I hate hospitals and medication and procedures and being sick.
But more than that, I hate not knowing what's wrong with me when I'm not feeling well.
For the past few months I have been feeling light-headed and having intense pressure in my head, especially around my ears.
For the past few weeks I've been losing my vision.
Everything goes white, colors melt together and/or everything gets blurry. Words don't make sense when I'm having one of these episodes and it makes it impossible to read, much less write.
The doctors don't know what's wrong.
Actually, my primary care doctor is just now being forced into looking into what's wrong with me, she's been a little too focused on my transition and not enough on my pain and other medical issues.
Here's the biggest problem, I'm scared.
I don't scare easily, but I am so scared that all I want to do is cry.
I have taken my 182 IQ for granted. My love and easy learning for languages and knowledge have been things that were just there. When someone would say something about how smart I was, I would shrug it off. Not because of false humility but because to me, there was nothing special about it.
Now I feel like I'm getting stupider.
I know that's not what's happening, but when I can't think of simple words like leg, when I'm someone who grew up reciting Hebrew prayers and reading Shakespeare for fun... well, it's a little scary and unnerving.
The worst thing is that because of what happened a few months ago, because of the reactions of people, because of people pulling away from me, ignoring me, because I don't think I could bear losing another person because my life is too intense, or fraught with drama and tension, too dark or because I'm too controversial, or whatever the reason is, I don't say anything about how bad it actually is.
I don't tell my parents or other family members, I only tell Cherie when she makes me and that's usually when things have gotten really bad, and even then she doesn't know how scared I am.
Words are my life and whereas before I could have written this entire blog post in ten-fifteen minutes, I started writing it at 6:45pm and it's 7:23pm now because I had to keep stopping to remember words and trying to figure out how to spell them and type them properly.
I went to the hospital today and saw the pain doctor and then went to the eye clinic.

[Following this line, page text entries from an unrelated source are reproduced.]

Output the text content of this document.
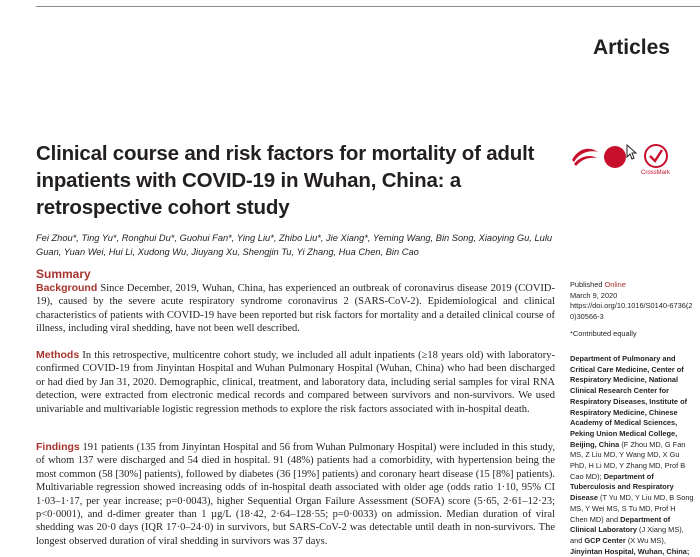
Articles
Clinical course and risk factors for mortality of adult inpatients with COVID-19 in Wuhan, China: a retrospective cohort study
CrossMark
Fei Zhou*, Ting Yu*, Ronghui Du*, Guohui Fan*, Ying Liu*, Zhibo Liu*, Jie Xiang*, Yeming Wang, Bin Song, Xiaoying Gu, Lulu Guan, Yuan Wei, Hui Li, Xudong Wu, Jiuyang Xu, Shengjin Tu, Yi Zhang, Hua Chen, Bin Cao
Summary
Background Since December, 2019, Wuhan, China, has experienced an outbreak of coronavirus disease 2019 (COVID-19), caused by the severe acute respiratory syndrome coronavirus 2 (SARS-CoV-2). Epidemiological and clinical characteristics of patients with COVID-19 have been reported but risk factors for mortality and a detailed clinical course of illness, including viral shedding, have not been well described.
Methods In this retrospective, multicentre cohort study, we included all adult inpatients (≥18 years old) with laboratory-confirmed COVID-19 from Jinyintan Hospital and Wuhan Pulmonary Hospital (Wuhan, China) who had been discharged or had died by Jan 31, 2020. Demographic, clinical, treatment, and laboratory data, including serial samples for viral RNA detection, were extracted from electronic medical records and compared between survivors and non-survivors. We used univariable and multivariable logistic regression methods to explore the risk factors associated with in-hospital death.
Findings 191 patients (135 from Jinyintan Hospital and 56 from Wuhan Pulmonary Hospital) were included in this study, of whom 137 were discharged and 54 died in hospital. 91 (48%) patients had a comorbidity, with hypertension being the most common (58 [30%] patients), followed by diabetes (36 [19%] patients) and coronary heart disease (15 [8%] patients). Multivariable regression showed increasing odds of in-hospital death associated with older age (odds ratio 1·10, 95% CI 1·03–1·17, per year increase; p=0·0043), higher Sequential Organ Failure Assessment (SOFA) score (5·65, 2·61–12·23; p<0·0001), and d-dimer greater than 1 µg/L (18·42, 2·64–128·55; p=0·0033) on admission. Median duration of viral shedding was 20·0 days (IQR 17·0–24·0) in survivors, but SARS-CoV-2 was detectable until death in non-survivors. The longest observed duration of viral shedding in survivors was 37 days.
Published Online
March 9, 2020
https://doi.org/10.1016/S0140-6736(20)30566-3
*Contributed equally
Department of Pulmonary and Critical Care Medicine, Center of Respiratory Medicine, National Clinical Research Center for Respiratory Diseases, Institute of Respiratory Medicine, Chinese Academy of Medical Sciences, Peking Union Medical College, Beijing, China (F Zhou MD, G Fan MS, Z Liu MD, Y Wang MD, X Gu PhD, H Li MD, Y Zhang MD, Prof B Cao MD); Department of Tuberculosis and Respiratory Disease (T Yu MD, Y Liu MD, B Song MS, Y Wei MS, S Tu MD, Prof H Chen MD) and Department of Clinical Laboratory (J Xiang MS), and GCP Center (X Wu MS), Jinyintan Hospital, Wuhan, China;
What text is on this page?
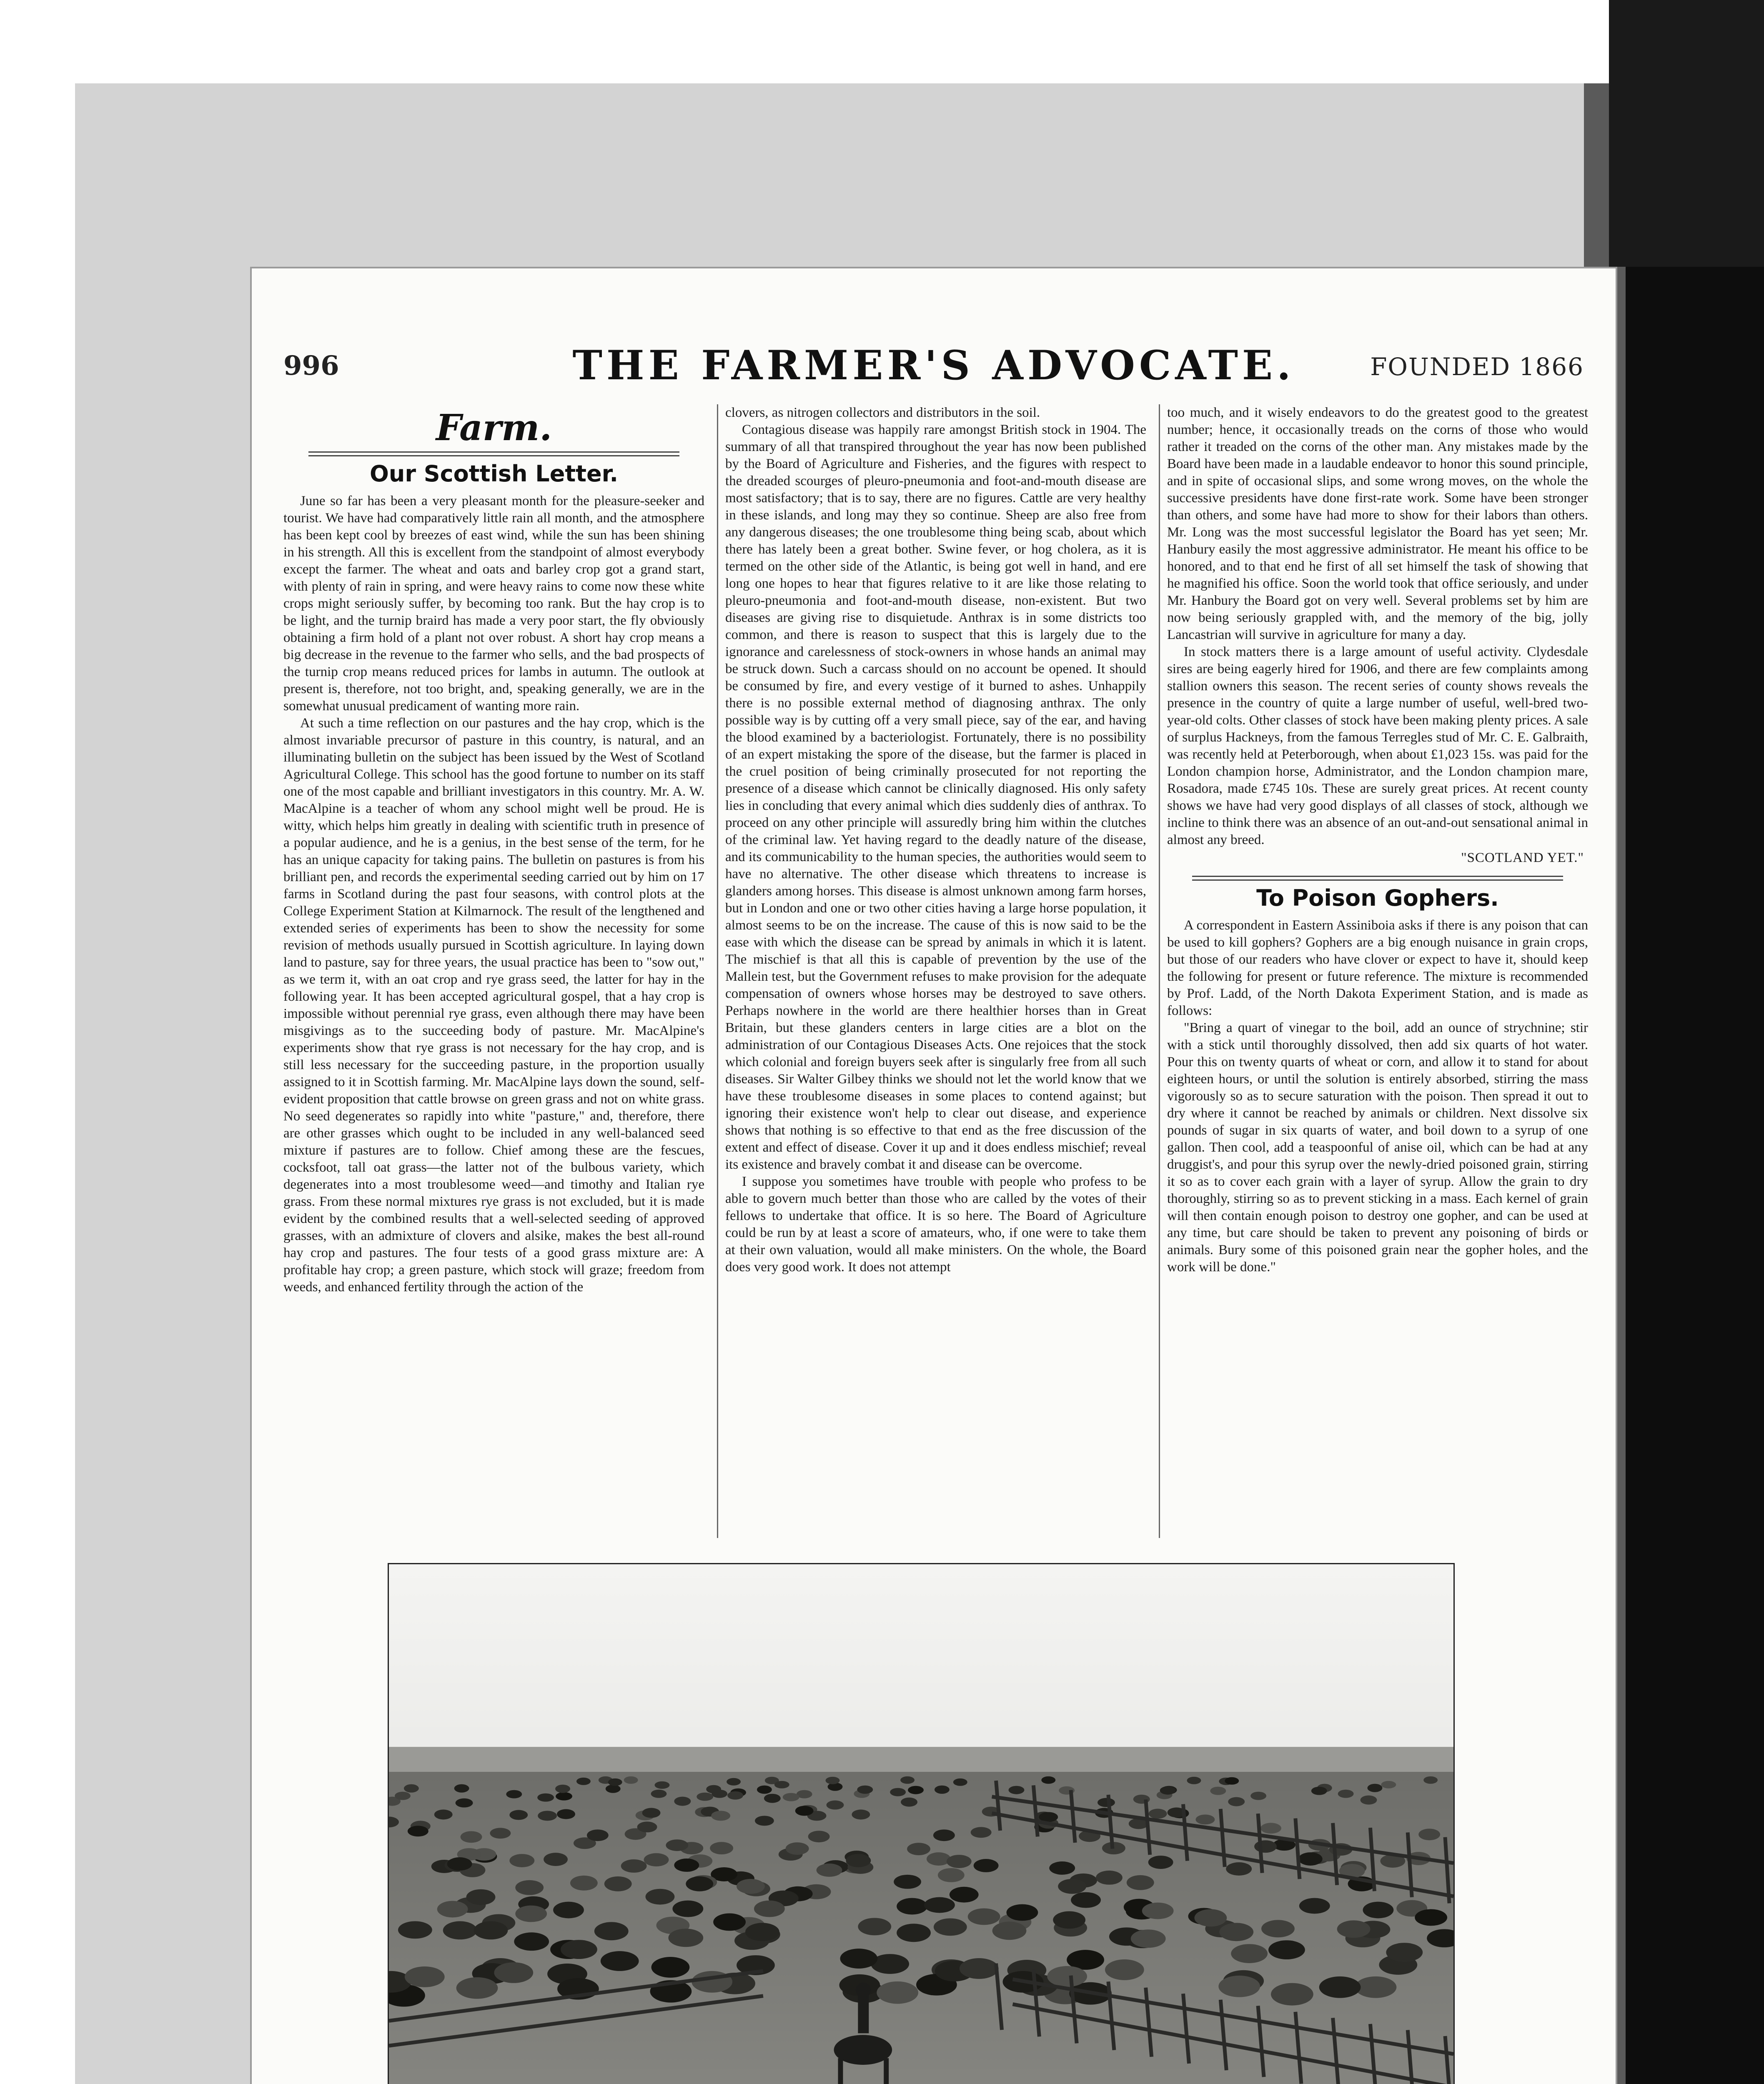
996	THE FARMER'S ADVOCATE.	FOUNDED 1866
Farm.
Our Scottish Letter.

June so far has been a very pleasant month for the pleasure-seeker and tourist. We have had comparatively little rain all month, and the atmosphere has been kept cool by breezes of east wind, while the sun has been shining in his strength. All this is excellent from the standpoint of almost everybody except the farmer. The wheat and oats and barley crop got a grand start, with plenty of rain in spring, and were heavy rains to come now these white crops might seriously suffer, by becoming too rank. But the hay crop is to be light, and the turnip braird has made a very poor start, the fly obviously obtaining a firm hold of a plant not over robust. A short hay crop means a big decrease in the revenue to the farmer who sells, and the bad prospects of the turnip crop means reduced prices for lambs in autumn. The outlook at present is, therefore, not too bright, and, speaking generally, we are in the somewhat unusual predicament of wanting more rain.

At such a time reflection on our pastures and the hay crop, which is the almost invariable precursor of pasture in this country, is natural, and an illuminating bulletin on the subject has been issued by the West of Scotland Agricultural College. This school has the good fortune to number on its staff one of the most capable and brilliant investigators in this country. Mr. A. W. MacAlpine is a teacher of whom any school might well be proud. He is witty, which helps him greatly in dealing with scientific truth in presence of a popular audience, and he is a genius, in the best sense of the term, for he has an unique capacity for taking pains. The bulletin on pastures is from his brilliant pen, and records the experimental seeding carried out by him on 17 farms in Scotland during the past four seasons, with control plots at the College Experiment Station at Kilmarnock. The result of the lengthened and extended series of experiments has been to show the necessity for some revision of methods usually pursued in Scottish agriculture. In laying down land to pasture, say for three years, the usual practice has been to "sow out," as we term it, with an oat crop and rye grass seed, the latter for hay in the following year. It has been accepted agricultural gospel, that a hay crop is impossible without perennial rye grass, even although there may have been misgivings as to the succeeding body of pasture. Mr. MacAlpine's experiments show that rye grass is not necessary for the hay crop, and is still less necessary for the succeeding pasture, in the proportion usually assigned to it in Scottish farming. Mr. MacAlpine lays down the sound, self-evident proposition that cattle browse on green grass and not on white grass. No seed degenerates so rapidly into white "pasture," and, therefore, there are other grasses which ought to be included in any well-balanced seed mixture if pastures are to follow. Chief among these are the fescues, cocksfoot, tall oat grass—the latter not of the bulbous variety, which degenerates into a most troublesome weed—and timothy and Italian rye grass. From these normal mixtures rye grass is not excluded, but it is made evident by the combined results that a well-selected seeding of approved grasses, with an admixture of clovers and alsike, makes the best all-round hay crop and pastures. The four tests of a good grass mixture are: A profitable hay crop; a green pasture, which stock will graze; freedom from weeds, and enhanced fertility through the action of the

clovers, as nitrogen collectors and distributors in the soil.

Contagious disease was happily rare amongst British stock in 1904. The summary of all that transpired throughout the year has now been published by the Board of Agriculture and Fisheries, and the figures with respect to the dreaded scourges of pleuro-pneumonia and foot-and-mouth disease are most satisfactory; that is to say, there are no figures. Cattle are very healthy in these islands, and long may they so continue. Sheep are also free from any dangerous diseases; the one troublesome thing being scab, about which there has lately been a great bother. Swine fever, or hog cholera, as it is termed on the other side of the Atlantic, is being got well in hand, and ere long one hopes to hear that figures relative to it are like those relating to pleuro-pneumonia and foot-and-mouth disease, non-existent. But two diseases are giving rise to disquietude. Anthrax is in some districts too common, and there is reason to suspect that this is largely due to the ignorance and carelessness of stock-owners in whose hands an animal may be struck down. Such a carcass should on no account be opened. It should be consumed by fire, and every vestige of it burned to ashes. Unhappily there is no possible external method of diagnosing anthrax. The only possible way is by cutting off a very small piece, say of the ear, and having the blood examined by a bacteriologist. Fortunately, there is no possibility of an expert mistaking the spore of the disease, but the farmer is placed in the cruel position of being criminally prosecuted for not reporting the presence of a disease which cannot be clinically diagnosed. His only safety lies in concluding that every animal which dies suddenly dies of anthrax. To proceed on any other principle will assuredly bring him within the clutches of the criminal law. Yet having regard to the deadly nature of the disease, and its communicability to the human species, the authorities would seem to have no alternative. The other disease which threatens to increase is glanders among horses. This disease is almost unknown among farm horses, but in London and one or two other cities having a large horse population, it almost seems to be on the increase. The cause of this is now said to be the ease with which the disease can be spread by animals in which it is latent. The mischief is that all this is capable of prevention by the use of the Mallein test, but the Government refuses to make provision for the adequate compensation of owners whose horses may be destroyed to save others. Perhaps nowhere in the world are there healthier horses than in Great Britain, but these glanders centers in large cities are a blot on the administration of our Contagious Diseases Acts. One rejoices that the stock which colonial and foreign buyers seek after is singularly free from all such diseases. Sir Walter Gilbey thinks we should not let the world know that we have these troublesome diseases in some places to contend against; but ignoring their existence won't help to clear out disease, and experience shows that nothing is so effective to that end as the free discussion of the extent and effect of disease. Cover it up and it does endless mischief; reveal its existence and bravely combat it and disease can be overcome.

I suppose you sometimes have trouble with people who profess to be able to govern much better than those who are called by the votes of their fellows to undertake that office. It is so here. The Board of Agriculture could be run by at least a score of amateurs, who, if one were to take them at their own valuation, would all make ministers. On the whole, the Board does very good work. It does not attempt

too much, and it wisely endeavors to do the greatest good to the greatest number; hence, it occasionally treads on the corns of those who would rather it treaded on the corns of the other man. Any mistakes made by the Board have been made in a laudable endeavor to honor this sound principle, and in spite of occasional slips, and some wrong moves, on the whole the successive presidents have done first-rate work. Some have been stronger than others, and some have had more to show for their labors than others. Mr. Long was the most successful legislator the Board has yet seen; Mr. Hanbury easily the most aggressive administrator. He meant his office to be honored, and to that end he first of all set himself the task of showing that he magnified his office. Soon the world took that office seriously, and under Mr. Hanbury the Board got on very well. Several problems set by him are now being seriously grappled with, and the memory of the big, jolly Lancastrian will survive in agriculture for many a day.

In stock matters there is a large amount of useful activity. Clydesdale sires are being eagerly hired for 1906, and there are few complaints among stallion owners this season. The recent series of county shows reveals the presence in the country of quite a large number of useful, well-bred two-year-old colts. Other classes of stock have been making plenty prices. A sale of surplus Hackneys, from the famous Terregles stud of Mr. C. E. Galbraith, was recently held at Peterborough, when about £1,023 15s. was paid for the London champion horse, Administrator, and the London champion mare, Rosadora, made £745 10s. These are surely great prices. At recent county shows we have had very good displays of all classes of stock, although we incline to think there was an absence of an out-and-out sensational animal in almost any breed.

"SCOTLAND YET."
To Poison Gophers.

A correspondent in Eastern Assiniboia asks if there is any poison that can be used to kill gophers? Gophers are a big enough nuisance in grain crops, but those of our readers who have clover or expect to have it, should keep the following for present or future reference. The mixture is recommended by Prof. Ladd, of the North Dakota Experiment Station, and is made as follows:

"Bring a quart of vinegar to the boil, add an ounce of strychnine; stir with a stick until thoroughly dissolved, then add six quarts of hot water. Pour this on twenty quarts of wheat or corn, and allow it to stand for about eighteen hours, or until the solution is entirely absorbed, stirring the mass vigorously so as to secure saturation with the poison. Then spread it out to dry where it cannot be reached by animals or children. Next dissolve six pounds of sugar in six quarts of water, and boil down to a syrup of one gallon. Then cool, add a teaspoonful of anise oil, which can be had at any druggist's, and pour this syrup over the newly-dried poisoned grain, stirring it so as to cover each grain with a layer of syrup. Allow the grain to dry thoroughly, stirring so as to prevent sticking in a mass. Each kernel of grain will then contain enough poison to destroy one gopher, and can be used at any time, but care should be taken to prevent any poisoning of birds or animals. Bury some of this poisoned grain near the gopher holes, and the work will be done."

I was up there from 9am until 2pm and when I left, I knew everything that wasn't wrong with me, but still didn't know what was wrong with me.
And I'm still scared.
And I can feel myself, or at least that part of my brain that is still functioning, that's telling me to leave and go off somewhere by myself and go blind and paralyzed somewhere away from everyone so I don't have to be a burden. And I know Cherie would be pissed off if she knew this, but at the same time I have to think of how much simpler her life would be. I mean, obviously those who have walked out of my life (or signed out of it, typed out of it, whatever) are happier and better off than those who stayed right? And yes, I'm doing well since they've left, better actually than I was when they were in my life. I'm still a bestselling author, my books are selling like hotcakes over on Amazon/Kindle. They're selling like fire over on ARe and Mickey's Duke is #20 on Bookstrand. I'm doing well professionally, better than I could have ever dreamed of.
Except for the whole loss of vision, comprehension, dizziness, pressure, pain, inability to walk because of dizziness and pressure thing.
And I'm looking at the clock now and it's 7:35pm and I'm upset and disgusted and so disheartened because I have to go back to the hospital on the 24th and I'm wondering what they will tell me. What they can tell me. We think it's neurological, or that there's a cyst on my spine. All I can think of is the fact that I'm having such a hard time actually thinking.
Most of all writing.
I hate not being able to write.
Since serving in the Army I've lost the ability to dance and now reading and writing.... these are the things that keep me, kept me, sane all of these years and while I don't regret enlisting in the Army and I'd do it again in a heartbeat, because I loved serving my country, I do wish that I wasn't losing so much.
So, I'll be going back to the hospital soon. Not looking forward to it, but hopefully coming home with some answers, a diagnosis, a treatment plan.
A fucking cure.
That would make all of this a whole lot easier for me.